Let me point out that some years ago, when this organization was just getting started, on invitation I wrote stunning paean to the Italians; a summary of their vivid history from the Etruscans to and including Sophia Loren; a dissertation on their cultural achievements from the Arch of Scipio Africanus to the Maserati 231L; a tribute to the Italian ladies and their exquisite grace and charm; a bold defense of the Italian gentlemen, explaining the cultural as well the anthropological basis of the roving eye, the need to cut the bella figura and the necessity to pinch supple bottoms from time to time. I wrote of the lovely climate of Italy, of its grand edifices and of the perfect symmetry of the Bay of Naples. I spoke well of the Romans, of Cola di Renzi, of Garibaldi and even of the Mafia. The things I said in that piece about Italian cuisine were worthy of the notice of, say, Julia Child. It was one of the best things I ever wrote; it was lively, it was droll and it was inspirational. I, alas, did not keep a copy. I sent the original off to an official of this organization for possible use as a preamble to the charter of this organization, expecting heaps of praise for my impressive versatility and scholarship in summing up the Italianate civilization and its grandeurs.

Instead, someone in the organization lost it. I have been a little tee'd off ever since.

But, I bear the organization no ill-will. Things do get lost, and I should have kept a copy.

So, before I embark upon my remarks tonight--remarks that may tee you off, remember that I am a grand friend of Italy and Italians. I have tarried long in that bountiful land and I once shook hands with Gina Lollabrigida, an experience that left me totally debilitated; using up as it did all the adrenalin that was then in me. I still feel a little faint, whenever I think about it.

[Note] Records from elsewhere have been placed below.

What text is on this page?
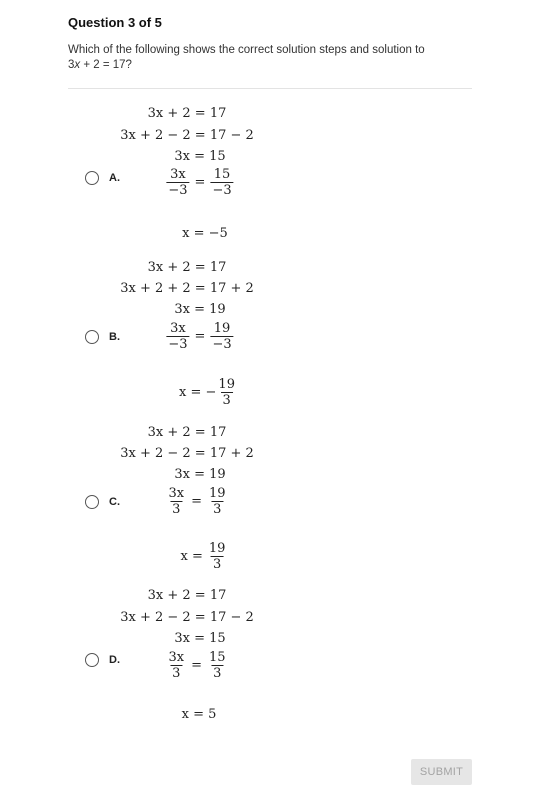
Question 3 of 5
Which of the following shows the correct solution steps and solution to
3x + 2 = 17?
A.
3x + 2 = 17
3x + 2 − 2 = 17 − 2
3x = 15
$\frac{3x}{-3} = \frac{15}{-3}$
x = −5
B.
3x + 2 = 17
3x + 2 + 2 = 17 + 2
3x = 19
$\frac{3x}{-3} = \frac{19}{-3}$
x = − $\frac{19}{3}$
C.
3x + 2 = 17
3x + 2 − 2 = 17 + 2
3x = 19
$\frac{3x}{3} = \frac{19}{3}$
$x = \frac{19}{3}$
D.
3x + 2 = 17
3x + 2 − 2 = 17 − 2
3x = 15
$\frac{3x}{3} = \frac{15}{3}$
x = 5
SUBMIT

I am here tonight on serious business. Historical truth crushed to earth is not, a good thing. For a particular reason as will appear hereafter, I feel that I must make Leif Erickson's case for him, suspecting that he would ask me to do so if there were a telephone line from Valhalla or if old Leif could get a telex or a FAX through to me at the courthouse. It is likely that Leif has been smoldering with resentment for almost five hundred years now up in Valhalla and that the Valkyries, those Bella Ragazza of Nordic myth, stay out of his way on and around October 12th of each year, and leave him to his brooding, entirely celibate. Leif Erickson has a lot to be sore about for conventional history has treated him badly. He did, after all, discover America. In fact, this organization should really be called the Italian-Ericksonian Lawyers' Association.